The holidays are notoriously challenging for those undergoing stressful life changes, such as separation or divorce. Those enduring these experiences may endure amplified loneliness this time of year, while others are filled with holiday cheer.
The holiday season is often a particularly special time for children. Many kids wait with excitement and anticipation for the holidays, making it that much more difficult when divorce or separation is coloring the picture.
Dr. Wendy Sue Swanson with Seattle Children’s Hospital spoke on King 5 News about how to support children who are affected by divorce or separation. According to Dr. Swanson, more than 1 million U.S. children experience divorce or separation of their parents each year. The holidays are especially challenging for these children, often bringing on a sense of intensified loss or confusion. Dr. Swanson highlights that many children’s behavior changes in the first year of separation, encouraging parents to be very aware and supportive. Toddlers may regress and school age children may struggle with school, sleep, or interpersonally.
Please review our 5 tips for divorced or separated parents to reduce stress and help your children cope:
- Be aware that your children’s feelings of sadness, loss, anger, or confusion may be amplified during the first year of separation and during the holidays
- Communicate honestly with your child.
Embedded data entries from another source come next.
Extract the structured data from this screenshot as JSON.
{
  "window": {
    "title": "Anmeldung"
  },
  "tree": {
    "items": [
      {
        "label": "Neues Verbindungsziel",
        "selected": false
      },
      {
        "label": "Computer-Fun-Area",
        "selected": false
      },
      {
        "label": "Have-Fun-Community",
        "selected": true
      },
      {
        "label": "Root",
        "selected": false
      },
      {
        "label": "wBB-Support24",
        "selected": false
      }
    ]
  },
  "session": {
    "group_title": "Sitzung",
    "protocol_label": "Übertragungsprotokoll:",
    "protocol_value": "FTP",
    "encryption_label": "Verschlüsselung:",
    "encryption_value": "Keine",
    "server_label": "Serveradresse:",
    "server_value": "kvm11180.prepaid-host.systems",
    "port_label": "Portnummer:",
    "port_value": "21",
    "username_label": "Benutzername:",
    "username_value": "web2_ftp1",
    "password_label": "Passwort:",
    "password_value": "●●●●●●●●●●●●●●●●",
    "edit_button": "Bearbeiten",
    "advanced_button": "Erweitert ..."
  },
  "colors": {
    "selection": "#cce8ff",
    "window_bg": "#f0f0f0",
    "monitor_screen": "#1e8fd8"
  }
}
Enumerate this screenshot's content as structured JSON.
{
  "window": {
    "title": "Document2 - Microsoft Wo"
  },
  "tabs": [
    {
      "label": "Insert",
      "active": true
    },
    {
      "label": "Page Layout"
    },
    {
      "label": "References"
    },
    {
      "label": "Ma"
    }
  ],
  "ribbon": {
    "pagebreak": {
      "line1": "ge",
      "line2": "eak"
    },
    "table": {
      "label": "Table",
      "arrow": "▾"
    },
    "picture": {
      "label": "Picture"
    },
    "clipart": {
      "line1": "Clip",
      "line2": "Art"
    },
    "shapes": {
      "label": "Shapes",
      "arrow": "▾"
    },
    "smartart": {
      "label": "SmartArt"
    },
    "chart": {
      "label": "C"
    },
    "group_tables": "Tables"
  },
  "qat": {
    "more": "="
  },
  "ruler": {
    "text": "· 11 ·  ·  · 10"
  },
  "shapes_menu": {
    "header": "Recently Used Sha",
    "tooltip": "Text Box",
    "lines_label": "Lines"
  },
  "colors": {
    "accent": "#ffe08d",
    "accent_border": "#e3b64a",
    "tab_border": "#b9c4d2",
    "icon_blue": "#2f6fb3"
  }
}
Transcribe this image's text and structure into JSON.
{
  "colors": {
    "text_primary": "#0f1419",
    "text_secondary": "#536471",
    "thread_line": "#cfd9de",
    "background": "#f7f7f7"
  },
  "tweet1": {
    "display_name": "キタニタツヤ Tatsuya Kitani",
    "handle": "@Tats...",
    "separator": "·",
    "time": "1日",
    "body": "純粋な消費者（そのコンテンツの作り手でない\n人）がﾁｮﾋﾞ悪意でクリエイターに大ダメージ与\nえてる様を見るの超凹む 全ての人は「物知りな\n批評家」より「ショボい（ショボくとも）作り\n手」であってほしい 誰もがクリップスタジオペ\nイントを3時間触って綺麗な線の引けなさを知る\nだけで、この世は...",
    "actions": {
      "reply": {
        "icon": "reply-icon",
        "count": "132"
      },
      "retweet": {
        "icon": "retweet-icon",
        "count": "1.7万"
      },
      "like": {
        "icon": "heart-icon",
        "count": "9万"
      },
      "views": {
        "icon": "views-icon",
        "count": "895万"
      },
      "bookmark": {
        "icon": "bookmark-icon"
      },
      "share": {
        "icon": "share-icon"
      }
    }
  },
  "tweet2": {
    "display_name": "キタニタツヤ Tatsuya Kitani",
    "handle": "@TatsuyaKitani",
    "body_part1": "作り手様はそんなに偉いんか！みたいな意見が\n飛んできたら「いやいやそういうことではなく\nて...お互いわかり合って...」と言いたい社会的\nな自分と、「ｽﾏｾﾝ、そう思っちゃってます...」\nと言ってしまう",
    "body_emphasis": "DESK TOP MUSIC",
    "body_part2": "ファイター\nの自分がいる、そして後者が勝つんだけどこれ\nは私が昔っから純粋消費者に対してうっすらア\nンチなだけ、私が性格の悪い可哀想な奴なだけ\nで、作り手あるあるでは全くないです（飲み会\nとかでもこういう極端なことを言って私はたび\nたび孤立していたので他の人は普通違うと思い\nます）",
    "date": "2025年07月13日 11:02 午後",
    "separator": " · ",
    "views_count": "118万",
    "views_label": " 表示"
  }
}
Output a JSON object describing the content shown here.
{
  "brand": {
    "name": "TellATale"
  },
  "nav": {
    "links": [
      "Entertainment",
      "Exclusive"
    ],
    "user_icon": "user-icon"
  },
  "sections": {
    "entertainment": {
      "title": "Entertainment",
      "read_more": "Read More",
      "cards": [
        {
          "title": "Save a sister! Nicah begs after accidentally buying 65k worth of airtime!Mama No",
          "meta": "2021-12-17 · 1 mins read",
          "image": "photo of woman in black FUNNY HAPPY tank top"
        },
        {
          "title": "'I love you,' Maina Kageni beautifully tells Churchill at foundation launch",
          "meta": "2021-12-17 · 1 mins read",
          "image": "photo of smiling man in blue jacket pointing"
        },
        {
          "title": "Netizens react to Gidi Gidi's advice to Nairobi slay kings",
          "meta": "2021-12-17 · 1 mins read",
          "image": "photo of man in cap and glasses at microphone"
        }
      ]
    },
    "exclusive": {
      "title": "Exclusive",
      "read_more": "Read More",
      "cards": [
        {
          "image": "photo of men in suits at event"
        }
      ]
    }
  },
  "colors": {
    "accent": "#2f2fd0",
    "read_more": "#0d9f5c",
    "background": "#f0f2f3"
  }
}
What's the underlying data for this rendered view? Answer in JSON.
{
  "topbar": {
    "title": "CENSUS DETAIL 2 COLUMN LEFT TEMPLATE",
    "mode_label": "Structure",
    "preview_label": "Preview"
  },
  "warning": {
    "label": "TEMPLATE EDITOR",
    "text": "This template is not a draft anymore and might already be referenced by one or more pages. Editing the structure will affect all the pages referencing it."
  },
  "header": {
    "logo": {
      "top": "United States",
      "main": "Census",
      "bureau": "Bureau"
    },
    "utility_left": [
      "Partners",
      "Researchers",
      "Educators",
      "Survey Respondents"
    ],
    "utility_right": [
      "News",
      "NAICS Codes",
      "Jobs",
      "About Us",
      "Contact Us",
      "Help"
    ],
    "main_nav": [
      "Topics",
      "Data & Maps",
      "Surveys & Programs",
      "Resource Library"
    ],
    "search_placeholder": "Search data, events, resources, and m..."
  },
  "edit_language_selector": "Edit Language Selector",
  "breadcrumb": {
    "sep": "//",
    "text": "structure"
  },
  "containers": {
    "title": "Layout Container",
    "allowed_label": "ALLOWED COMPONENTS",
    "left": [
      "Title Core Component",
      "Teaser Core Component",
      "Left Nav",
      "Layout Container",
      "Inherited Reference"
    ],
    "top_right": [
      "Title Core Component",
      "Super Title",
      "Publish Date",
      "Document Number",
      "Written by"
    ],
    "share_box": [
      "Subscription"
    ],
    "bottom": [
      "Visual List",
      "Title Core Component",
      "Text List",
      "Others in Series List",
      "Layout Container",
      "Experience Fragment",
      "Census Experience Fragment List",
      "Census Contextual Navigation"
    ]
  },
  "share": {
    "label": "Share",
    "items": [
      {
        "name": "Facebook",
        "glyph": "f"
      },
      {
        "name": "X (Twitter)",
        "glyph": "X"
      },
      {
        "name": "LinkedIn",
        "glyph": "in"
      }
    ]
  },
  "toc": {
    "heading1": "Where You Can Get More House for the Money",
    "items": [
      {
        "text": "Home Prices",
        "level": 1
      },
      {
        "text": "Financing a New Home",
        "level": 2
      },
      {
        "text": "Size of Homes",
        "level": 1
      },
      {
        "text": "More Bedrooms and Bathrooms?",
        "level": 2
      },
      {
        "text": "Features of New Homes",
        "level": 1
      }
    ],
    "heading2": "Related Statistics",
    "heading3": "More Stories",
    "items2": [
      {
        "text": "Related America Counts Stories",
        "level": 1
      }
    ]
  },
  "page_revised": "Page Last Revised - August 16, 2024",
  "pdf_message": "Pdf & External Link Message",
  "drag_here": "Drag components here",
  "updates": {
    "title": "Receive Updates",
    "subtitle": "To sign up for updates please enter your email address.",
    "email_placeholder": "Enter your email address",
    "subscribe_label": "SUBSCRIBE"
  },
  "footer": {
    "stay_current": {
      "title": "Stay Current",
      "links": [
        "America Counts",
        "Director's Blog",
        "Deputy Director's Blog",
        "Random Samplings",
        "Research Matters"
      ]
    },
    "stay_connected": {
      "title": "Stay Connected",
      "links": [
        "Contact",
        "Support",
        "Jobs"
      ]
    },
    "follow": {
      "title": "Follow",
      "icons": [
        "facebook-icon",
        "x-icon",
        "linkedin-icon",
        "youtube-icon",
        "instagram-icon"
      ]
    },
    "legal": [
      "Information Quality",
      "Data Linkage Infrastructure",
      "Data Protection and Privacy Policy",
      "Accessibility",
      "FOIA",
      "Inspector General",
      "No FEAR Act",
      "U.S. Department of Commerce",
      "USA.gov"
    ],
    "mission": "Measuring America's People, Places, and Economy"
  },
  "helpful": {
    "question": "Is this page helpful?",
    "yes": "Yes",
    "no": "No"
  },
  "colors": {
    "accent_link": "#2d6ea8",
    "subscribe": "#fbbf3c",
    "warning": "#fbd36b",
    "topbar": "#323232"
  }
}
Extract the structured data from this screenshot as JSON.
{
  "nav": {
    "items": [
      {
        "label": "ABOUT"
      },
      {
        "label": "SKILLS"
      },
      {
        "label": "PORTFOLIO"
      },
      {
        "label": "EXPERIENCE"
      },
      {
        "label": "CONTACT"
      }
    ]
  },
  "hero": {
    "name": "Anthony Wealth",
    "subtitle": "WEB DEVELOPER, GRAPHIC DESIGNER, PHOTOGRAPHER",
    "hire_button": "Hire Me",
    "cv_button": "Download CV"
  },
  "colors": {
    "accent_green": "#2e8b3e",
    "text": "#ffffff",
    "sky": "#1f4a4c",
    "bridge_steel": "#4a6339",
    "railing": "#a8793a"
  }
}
Encourage them to speak openly about how they feel and answer their questions.
- Keep routines as unchanged as possible, in order to provide some stability and structure.
- Utilize your child’s pediatrician as a resource for your child’s emotional and physical health, in response to this major life transition.
- Provide reassurance for your children that they are not to blame.
If this is your first holiday season post-divorce or separation, please review these additional tips/suggestions for surviving this time of year with your children’s best interest in mind:
- Decide ahead of time how holidays will be divided. Create a plan that is clear, balanced, and acts in the best interest of the children. Keep arrangements as clear-cut as possible to minimize confusion for the children and to avoid unnecessary conflict with the other parent.
- Provide reassurance for your children that the holidays will be enjoyable even though they will be different this year. Allow your children to be part of the process of creating new holiday traditions.
- Focus on making your children’s holidays cheerful, joyful, and bright, staying as present-focused as possible.
- If you do not get to spend the holidays with your children this year, plan an earlier or later celebration. Be reassuring and do not make them feel guilty.